Nous sommes habitués à trouver facilement de quoi nous nourrir. Si effondrement global il y a, c’en sera fini des chaînes d’approvisionnement et des réseaux (d’eau, d’électricité, de gaz…). Nous pouvons nous nourrir parce que notre supermarché préféré (qui fonctionne en flux tendus !) est lui-même alimenté en biens de consommation. Et notre supermarché est alimenté en biens de consommation parce que des millions de fourmis consciencieuses se rendent tous les matins à leur travail pour les produire et les livrer. Ce ne sera bien sûr plus le cas si l’économie s’effondre.

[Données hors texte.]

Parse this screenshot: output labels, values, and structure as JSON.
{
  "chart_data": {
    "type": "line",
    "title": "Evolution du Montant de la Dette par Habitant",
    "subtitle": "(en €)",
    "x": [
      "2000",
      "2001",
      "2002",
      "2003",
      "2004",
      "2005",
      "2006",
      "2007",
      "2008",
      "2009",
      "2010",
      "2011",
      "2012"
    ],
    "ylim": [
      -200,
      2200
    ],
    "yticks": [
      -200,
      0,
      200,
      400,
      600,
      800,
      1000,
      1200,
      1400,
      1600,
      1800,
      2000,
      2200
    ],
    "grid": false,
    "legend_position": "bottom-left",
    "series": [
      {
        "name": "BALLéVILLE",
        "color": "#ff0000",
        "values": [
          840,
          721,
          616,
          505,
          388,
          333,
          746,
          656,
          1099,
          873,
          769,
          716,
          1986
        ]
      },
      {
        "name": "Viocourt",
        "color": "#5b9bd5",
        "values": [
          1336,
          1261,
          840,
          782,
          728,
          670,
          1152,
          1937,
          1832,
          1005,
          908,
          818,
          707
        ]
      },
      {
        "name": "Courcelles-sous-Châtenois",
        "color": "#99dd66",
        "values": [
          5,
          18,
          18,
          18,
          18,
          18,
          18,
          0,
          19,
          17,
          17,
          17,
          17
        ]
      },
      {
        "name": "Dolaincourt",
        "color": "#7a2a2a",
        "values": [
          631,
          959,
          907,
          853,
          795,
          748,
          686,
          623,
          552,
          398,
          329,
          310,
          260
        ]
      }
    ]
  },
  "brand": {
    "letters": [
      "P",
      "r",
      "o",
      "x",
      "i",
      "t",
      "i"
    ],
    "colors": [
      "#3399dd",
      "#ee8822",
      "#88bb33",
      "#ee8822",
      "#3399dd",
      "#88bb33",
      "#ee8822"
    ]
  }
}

Dans une telle hypothèse quelles seront vos chances de trouver de la nourriture trois jours après l’effondrement ? Quasiment nulles. Combien de temps pouvez-vous tenir sans manger ? 15 jours si vous espérez retrouver votre forme d’antan, 30 jours si vous consentez à des lésions parfois irréversibles. Que se passera-t-il selon vous au quatrième jour sachant que vous vivez dans un milieu urbain ethniquement hétérogène, où circulent des armes et dont la solidarité n’est pas le trait dominant ? A chacun de trouver sa réponse, mais à mon sens il y aura une certaine « sélection naturelle ».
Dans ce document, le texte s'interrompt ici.